Pilchard bake

Recipe from: 1/28/1993 12:00:00 AM
Ingredients 15
Servings 6
Time

Ingredients

  • FISH MIXTURE
  • 10
    ml
    tomato paste
  • 25
    ml
    lemon juice
  • 410
    g
    pilchards in tomato sauce or chilli sauce
  • 1
    lemon, rind
  • 500
    ml
    cooked rice or mashed potato or pasta
  • 410
    g
    whole kernel corn, drained
  • 1
    small onion or a few chives, finely chopped
  • 2
    ml
    dried origanum
  • 2
    ml
    dried basil
  • salt and black pepper to taste
  • 2
    large tomatoes, sliced, or a few small tomatoes, halved
  • TOPPING
  • 50
    g
    Cheddar cheese, grated
  • 60
    g
    fresh breadcrumbs
 

Method

 
Preheat the oven to 180 ºC (350 ºF).

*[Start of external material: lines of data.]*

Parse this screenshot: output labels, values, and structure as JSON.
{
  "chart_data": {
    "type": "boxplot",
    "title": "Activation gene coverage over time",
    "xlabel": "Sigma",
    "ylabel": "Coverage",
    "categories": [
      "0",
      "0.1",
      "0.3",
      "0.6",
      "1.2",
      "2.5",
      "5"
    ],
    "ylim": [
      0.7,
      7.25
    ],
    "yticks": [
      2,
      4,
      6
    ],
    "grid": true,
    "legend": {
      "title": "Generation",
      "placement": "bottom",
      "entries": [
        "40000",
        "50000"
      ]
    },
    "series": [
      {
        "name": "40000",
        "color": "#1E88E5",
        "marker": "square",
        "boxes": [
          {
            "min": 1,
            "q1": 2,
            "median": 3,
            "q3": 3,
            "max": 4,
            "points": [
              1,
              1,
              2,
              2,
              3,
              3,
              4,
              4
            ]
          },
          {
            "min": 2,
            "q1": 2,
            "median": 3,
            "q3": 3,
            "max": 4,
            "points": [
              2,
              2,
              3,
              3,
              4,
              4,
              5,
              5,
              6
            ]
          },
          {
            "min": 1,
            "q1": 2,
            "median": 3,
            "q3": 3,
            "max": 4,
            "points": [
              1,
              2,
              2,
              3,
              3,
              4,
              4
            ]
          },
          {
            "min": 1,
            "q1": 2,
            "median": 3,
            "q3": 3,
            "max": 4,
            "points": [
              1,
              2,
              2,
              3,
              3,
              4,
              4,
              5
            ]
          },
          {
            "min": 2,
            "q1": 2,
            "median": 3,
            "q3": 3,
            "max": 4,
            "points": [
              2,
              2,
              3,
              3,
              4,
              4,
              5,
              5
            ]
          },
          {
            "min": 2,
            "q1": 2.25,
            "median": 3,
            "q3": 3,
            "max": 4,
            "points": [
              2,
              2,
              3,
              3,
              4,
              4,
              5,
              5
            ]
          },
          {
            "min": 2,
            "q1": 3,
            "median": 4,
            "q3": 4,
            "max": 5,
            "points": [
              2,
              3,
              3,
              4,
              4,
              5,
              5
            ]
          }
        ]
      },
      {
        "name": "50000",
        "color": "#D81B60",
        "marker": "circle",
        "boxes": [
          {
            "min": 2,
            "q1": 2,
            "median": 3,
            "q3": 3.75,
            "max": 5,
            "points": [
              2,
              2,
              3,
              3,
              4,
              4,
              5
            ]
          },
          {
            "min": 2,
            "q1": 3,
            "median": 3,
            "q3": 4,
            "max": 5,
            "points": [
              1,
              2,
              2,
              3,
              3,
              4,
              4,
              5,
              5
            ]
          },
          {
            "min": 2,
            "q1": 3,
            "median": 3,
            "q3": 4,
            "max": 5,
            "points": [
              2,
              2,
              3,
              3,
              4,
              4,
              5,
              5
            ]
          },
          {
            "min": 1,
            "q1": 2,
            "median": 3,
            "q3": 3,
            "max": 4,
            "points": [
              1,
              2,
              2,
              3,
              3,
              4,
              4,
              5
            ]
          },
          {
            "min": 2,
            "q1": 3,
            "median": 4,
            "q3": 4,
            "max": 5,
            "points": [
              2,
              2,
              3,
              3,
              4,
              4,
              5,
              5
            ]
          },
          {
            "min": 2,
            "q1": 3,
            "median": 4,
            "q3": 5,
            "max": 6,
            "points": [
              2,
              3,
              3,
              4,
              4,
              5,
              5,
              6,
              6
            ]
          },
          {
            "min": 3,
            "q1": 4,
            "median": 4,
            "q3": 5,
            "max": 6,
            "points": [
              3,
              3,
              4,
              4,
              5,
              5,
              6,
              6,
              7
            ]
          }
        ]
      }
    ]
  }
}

Grease an ovenproof dish. Blend the tomato paste, lemon juice and pilchard sauce. Add the lemon rind, rice, sweetcorn and onion and mix well. Season with origanum, basil and salt and black pepper to taste. Turn into the prepared dish. Arrange the pilchards on top and surround with the tomato slices. Lightly season the tomato slices with salt and black pepper. Blend the topping ingredients and sprinkle over the fish layer. Bake for about 20 to 30 minutes or until the cheese has melted and the dish is heated through. Serve with extra tomato sauce and a green salad.